Finalization and object dependencies

caml-list - the Caml user's mailing list
 help / color / mirror / Atom feed

* Finalization and object dependencies
@ 2005-11-11 14:41 Florian Weimer
  2005-11-11 18:00 ` [Caml-list] " Damien Doligez
  2005-11-17  1:42 ` Stefan Monnier
  0 siblings, 2 replies; 4+ messages in thread
From: Florian Weimer @ 2005-11-11 14:41 UTC (permalink / raw)
  To: caml-list

I've got to different types of objects, say database tables and
cursors for one table.  Caml code is expected to access these objects
using some handle reference.

  * If the GC detects that no handles for a particular cursor exist
    anymore, the underlying cursor object should be closed (which may
    free external resources such as locks).  At this time, all "equal"
    handles become invalid, subsequent operations will fail.
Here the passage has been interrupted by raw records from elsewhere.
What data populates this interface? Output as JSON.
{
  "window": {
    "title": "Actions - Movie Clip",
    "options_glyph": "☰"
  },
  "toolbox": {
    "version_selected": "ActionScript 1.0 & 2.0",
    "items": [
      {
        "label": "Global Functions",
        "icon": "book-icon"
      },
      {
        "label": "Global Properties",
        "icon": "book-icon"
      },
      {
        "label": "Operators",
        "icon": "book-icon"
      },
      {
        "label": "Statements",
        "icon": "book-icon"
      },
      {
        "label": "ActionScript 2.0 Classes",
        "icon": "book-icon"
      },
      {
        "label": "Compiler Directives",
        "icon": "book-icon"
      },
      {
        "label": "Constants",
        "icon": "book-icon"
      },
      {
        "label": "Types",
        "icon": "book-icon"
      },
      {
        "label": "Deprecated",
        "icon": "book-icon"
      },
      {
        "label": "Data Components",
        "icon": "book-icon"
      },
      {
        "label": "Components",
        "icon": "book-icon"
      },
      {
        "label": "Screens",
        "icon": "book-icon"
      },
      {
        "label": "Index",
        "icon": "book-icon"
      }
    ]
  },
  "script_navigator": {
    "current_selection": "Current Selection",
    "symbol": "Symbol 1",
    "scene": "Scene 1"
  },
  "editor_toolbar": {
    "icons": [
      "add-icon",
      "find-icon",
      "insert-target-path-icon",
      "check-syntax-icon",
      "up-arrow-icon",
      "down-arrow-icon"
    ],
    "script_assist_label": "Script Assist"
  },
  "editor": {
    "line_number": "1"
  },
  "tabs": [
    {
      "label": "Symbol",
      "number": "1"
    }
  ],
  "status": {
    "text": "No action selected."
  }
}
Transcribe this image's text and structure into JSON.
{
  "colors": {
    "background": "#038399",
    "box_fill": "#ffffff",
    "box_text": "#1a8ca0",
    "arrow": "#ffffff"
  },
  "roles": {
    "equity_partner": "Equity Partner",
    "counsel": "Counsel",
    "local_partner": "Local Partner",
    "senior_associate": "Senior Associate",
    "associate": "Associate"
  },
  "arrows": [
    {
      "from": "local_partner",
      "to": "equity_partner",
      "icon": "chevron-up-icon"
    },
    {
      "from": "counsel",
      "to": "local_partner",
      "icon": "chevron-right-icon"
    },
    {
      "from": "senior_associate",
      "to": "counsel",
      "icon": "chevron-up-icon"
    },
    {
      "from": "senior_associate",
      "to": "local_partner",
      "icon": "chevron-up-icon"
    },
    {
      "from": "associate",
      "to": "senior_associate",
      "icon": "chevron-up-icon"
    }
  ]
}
  * If the GC detects that no handles for some table object exist, and
    there are no handles for that table, this table is closed.
    Subsequent operations on "equal" table handles will fail.

  * The user may explicitly close a cursor handle.  In this case, the
    underlying object is closed, and the handle is marked invalid.
    (Same as above.)

  * The user may explicitly close a table handle.  In this case, all
    cursor which are still open are closed.  Future operations on
    them, or the table, will fail.

  * When the program exits, all cursors and tables shall be closed,
    even if the program was termined by an exception.

(Here, "to fail" means to raise an exception or some other kind of
deterministic error signaling mechanism.)

Usually, application code will gracefully close all cursors, and the
table, but I want my library to be as safe as possible to use, and
avoid random crashes or memory leaks.

There are a couple of approaches to implement the desired behavior:

  (1) Just use weak arrays of tables and cursor, together with Gc.alarm.

  (2) Use Gc.finalise for handler objects which contain an index into
      (plain) arrays of tables and cursors.  Use reference counting
      (or back pointers) to prevent premature finalization of table
      objects while there are still cursors around.

  (3) Same as (2), but using custom blocks and C code.

  (4) Some hybrid approach.

I'm not exactly happy with each appraoch because it seems I must
implement a simple memory manager on my own for managing the array
elements.  Perhaps I'm missing something?

How is the performance of the three approaches?  Each one uses a
different GC mechanism to achieve its goals, so I'm a bit puzzled.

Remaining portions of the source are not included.